Il s’agit de lancer une nouvelle « anthologie » (mouaif…) dans laquelle chaque saison revient sur une dispute célèbre ; un principe de départ qui colle parfaitement à l’amour démesuré de Ryan Murphy pour les conflits simplistes. Mais à l’occasion de cette « anthologie » (à d’autres), FEUD commence pour sa première saison par se pencher sur l’histoire du cinéma, et ça, je me disais que ça pouvait m’intéresser ; après tout j’aime bien les films sur l’histoire du cinéma (FEUD devait initialement en être un). Alors en série, je ne pouvais qu’être encore plus ravie, non ?
…Pas tellement. Parce que même si l’idée de revenir sur le tournage d’un film comme What Ever Happened to Baby Jane? (que j’ai d’ailleurs regardé après avoir vu le pilote de FEUD) ne manquait pas de mérite, encore une fois, le traitement dû aux caractéristiques du Murphyverse garantit une série superficielle, voire parfois en contradiction flagrante avec les thèmes que la série fait mine de soulever.

Reprenons : on est au début des années 60 et les rôles pour les femmes d’un certain âge sont rarissimes au cinéma (c’est toujours un problème aujourd’hui sur grand écran, moins sur le petit, et FEUD souligne bien cela).
Joan Crawford, désespérée de ne pouvoir relancer sa carrière d’actrice, décide donc d’être pro-active et de lancer elle-même un projet. Pour le mener à son terme, il lui faudra trouver un réalisateur, un producteur, et même une partenaire à l’écran : ce sera What Ever Happened to Baby Jane?, l’adaptation d’un roman du même nom dans lequel deux sœurs, anciennes stars du show business, se déchirent. C’est Bette Davis qui finit par endosser le rôle-titre, celui de la plus instable des deux sœurs. Mais loin de signifier que le plus dur est passé, l’arrivée de Davis dans le projet va entretenir la rivalité qui existe de longue date entre les deux actrices. Les bisbilles constantes de Crawford et Davis n’échappent pas, bien-sûr, aux tabloïds…

Dans la façon dont il tente de mettre en place l’intrigue, le premier épisode de FEUD fait mine de créer des parallèles avec le monde du cinéma d’aujourd’hui, et de lancer des interrogations sur des sujets sensibles tels que l’âgisme et la mysogynie de Hollywood, la manipulation du studio, ou encore la toxicité de la presse à scandales.
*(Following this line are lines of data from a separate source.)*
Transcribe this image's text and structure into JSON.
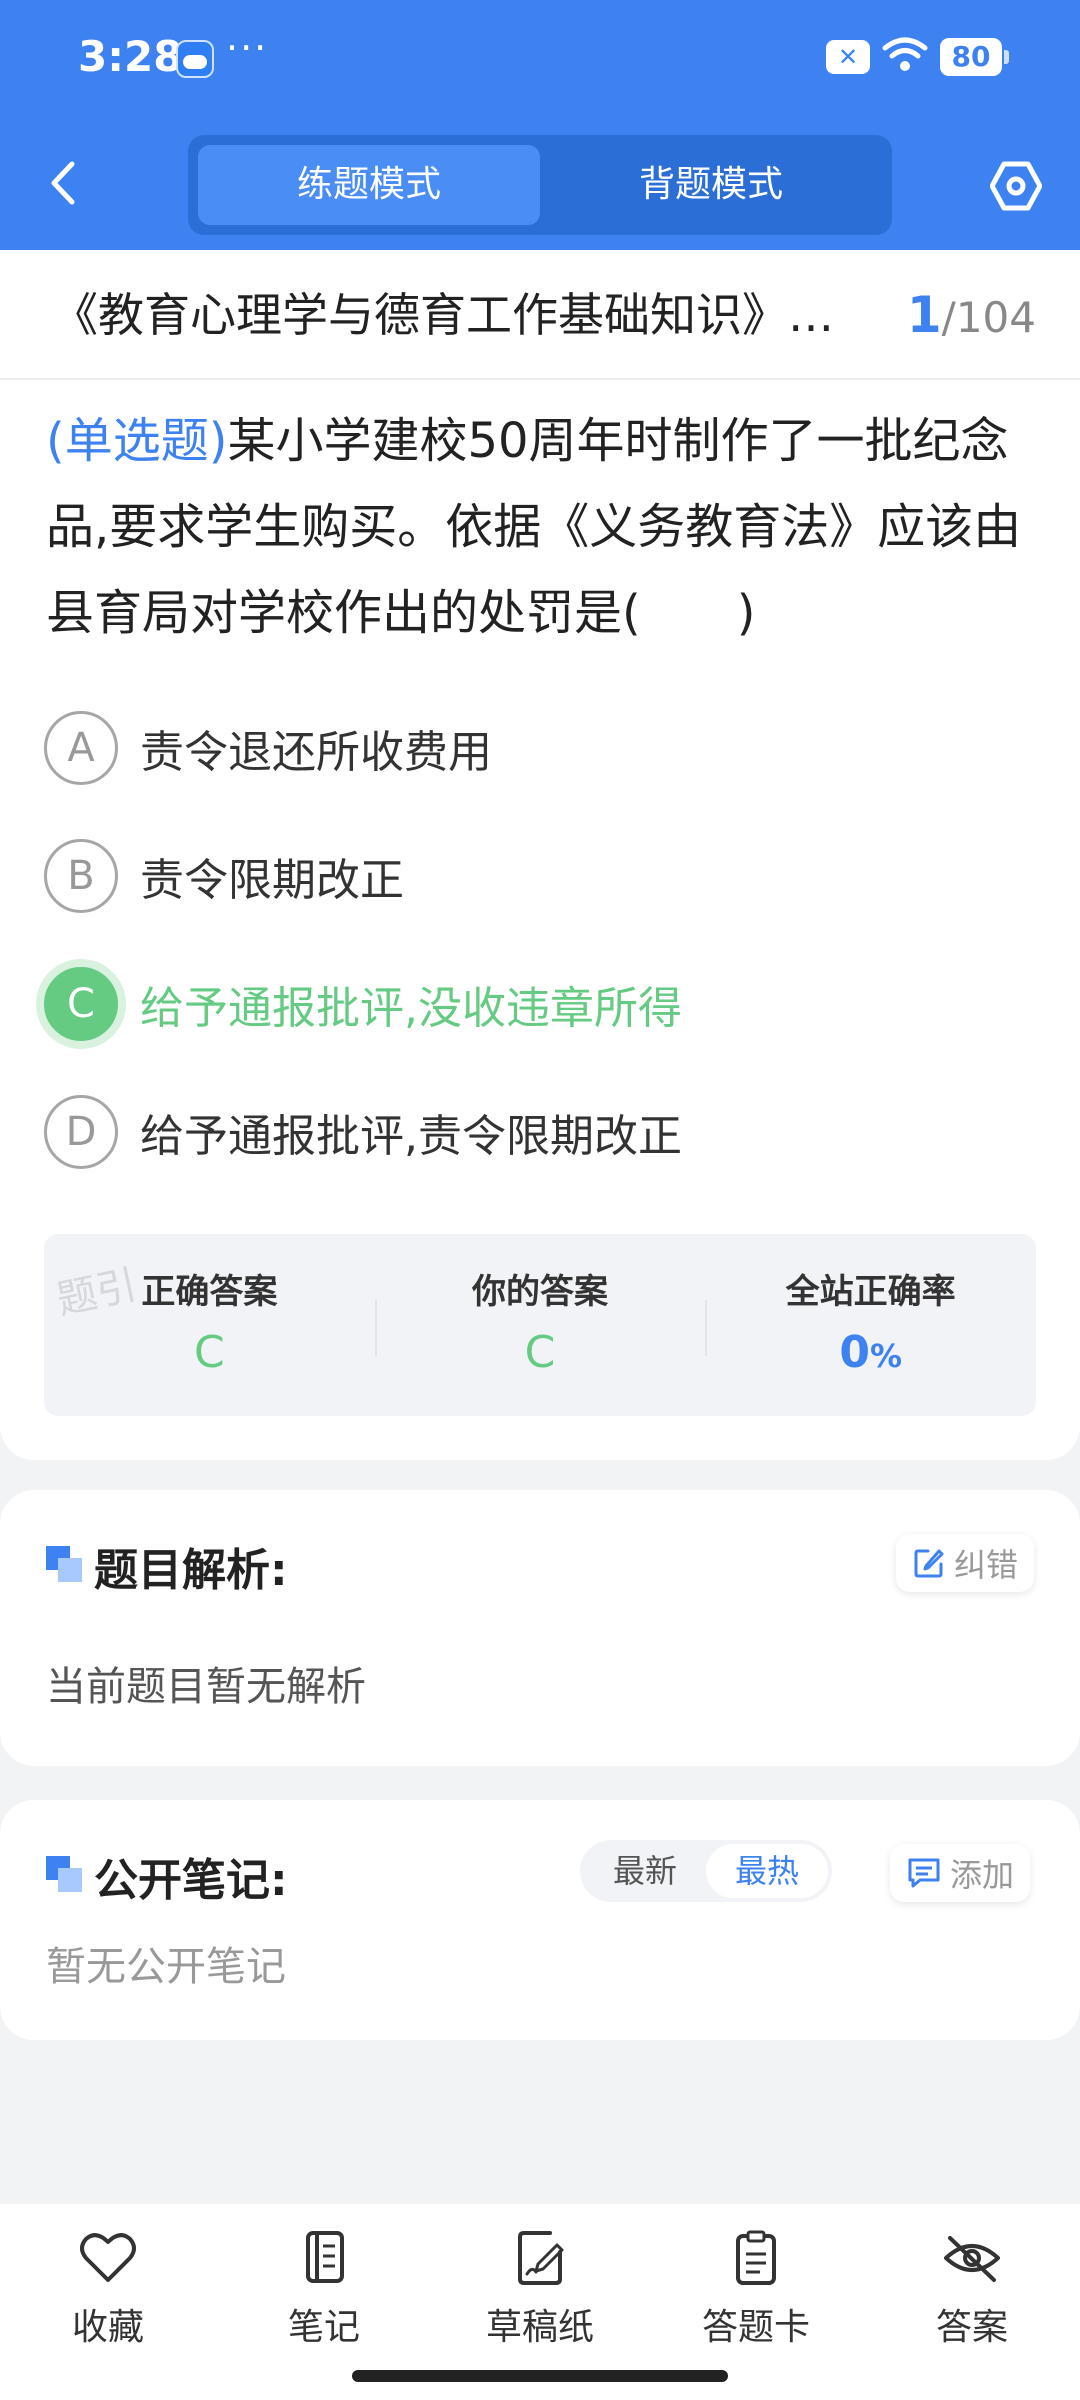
{
  "status_bar": {
    "time": "3:28",
    "more": "···",
    "battery": "80"
  },
  "header": {
    "tabs": [
      {
        "label": "练题模式",
        "active": true
      },
      {
        "label": "背题模式",
        "active": false
      }
    ],
    "icons": [
      "back-icon",
      "settings-icon"
    ]
  },
  "exam": {
    "title": "《教育心理学与德育工作基础知识》试题",
    "current": "1",
    "separator": "/",
    "total": "104"
  },
  "question": {
    "type": "(单选题)",
    "text": "某小学建校50周年时制作了一批纪念品,要求学生购买。依据《义务教育法》应该由县育局对学校作出的处罚是(　　)",
    "options": [
      {
        "letter": "A",
        "text": "责令退还所收费用",
        "state": "normal"
      },
      {
        "letter": "B",
        "text": "责令限期改正",
        "state": "normal"
      },
      {
        "letter": "C",
        "text": "给予通报批评,没收违章所得",
        "state": "correct"
      },
      {
        "letter": "D",
        "text": "给予通报批评,责令限期改正",
        "state": "normal"
      }
    ]
  },
  "result": {
    "watermark": "题引",
    "correct_label": "正确答案",
    "correct_value": "C",
    "yours_label": "你的答案",
    "yours_value": "C",
    "rate_label": "全站正确率",
    "rate_value": "0",
    "rate_unit": "%"
  },
  "analysis": {
    "title": "题目解析:",
    "report_label": "纠错",
    "content": "当前题目暂无解析"
  },
  "notes": {
    "title": "公开笔记:",
    "sort_tabs": [
      {
        "label": "最新",
        "active": false
      },
      {
        "label": "最热",
        "active": true
      }
    ],
    "add_label": "添加",
    "empty": "暂无公开笔记"
  },
  "bottom_nav": [
    {
      "label": "收藏",
      "icon": "heart-icon"
    },
    {
      "label": "笔记",
      "icon": "notebook-icon"
    },
    {
      "label": "草稿纸",
      "icon": "draft-icon"
    },
    {
      "label": "答题卡",
      "icon": "answer-card-icon"
    },
    {
      "label": "答案",
      "icon": "eye-off-icon"
    }
  ],
  "colors": {
    "primary": "#3d82f0",
    "correct": "#65ca82",
    "background": "#f2f3f5"
  }
}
La métaphore n’est qu’à peine voilée et ne trompe personne, mais la subtilité n’a jamais fait partie du répertoire de Murphy, après tout.

Les problèmes commencent lorsque FEUD, tiraillée entre l’envie de parler de quelque chose d’un peu substantiel (quand bien même il s’agit de Hollywood) et ses tendances camp, va à l’encontre de son objectif de départ, en dépeignant des personnages féminins caricaturaux. On a beau saupoudrer l’épisodes de séquences d’interviews pour un documentaire (où n’interviennent pour le moment que des femmes), histoire de se donner une contenance et faire mine d’analyser vaguement ce qui se déroule pendant le tournage, l’épisode passe quand même le plus clair de son temps à dépeindre Crawford et Davis comme deux mégères mesquines, toutes en ego, et bien décidées à pourrir l’autre pourvu de s’octroyer juste un peu plus de gloire.
Bref, ce FEUD nous ramène à tous les clichés sur les discordes entre femmes, passant beaucoup, beaucoup plus brièvement sur la façon dont les hommes, et notamment les hommes de pouvoir gravitant autour de What Ever Happened to Baby Jane?, entretiennent la situation (ça se décante un peu dans le deuxième épisode, mais ceci est une review de premier épisode).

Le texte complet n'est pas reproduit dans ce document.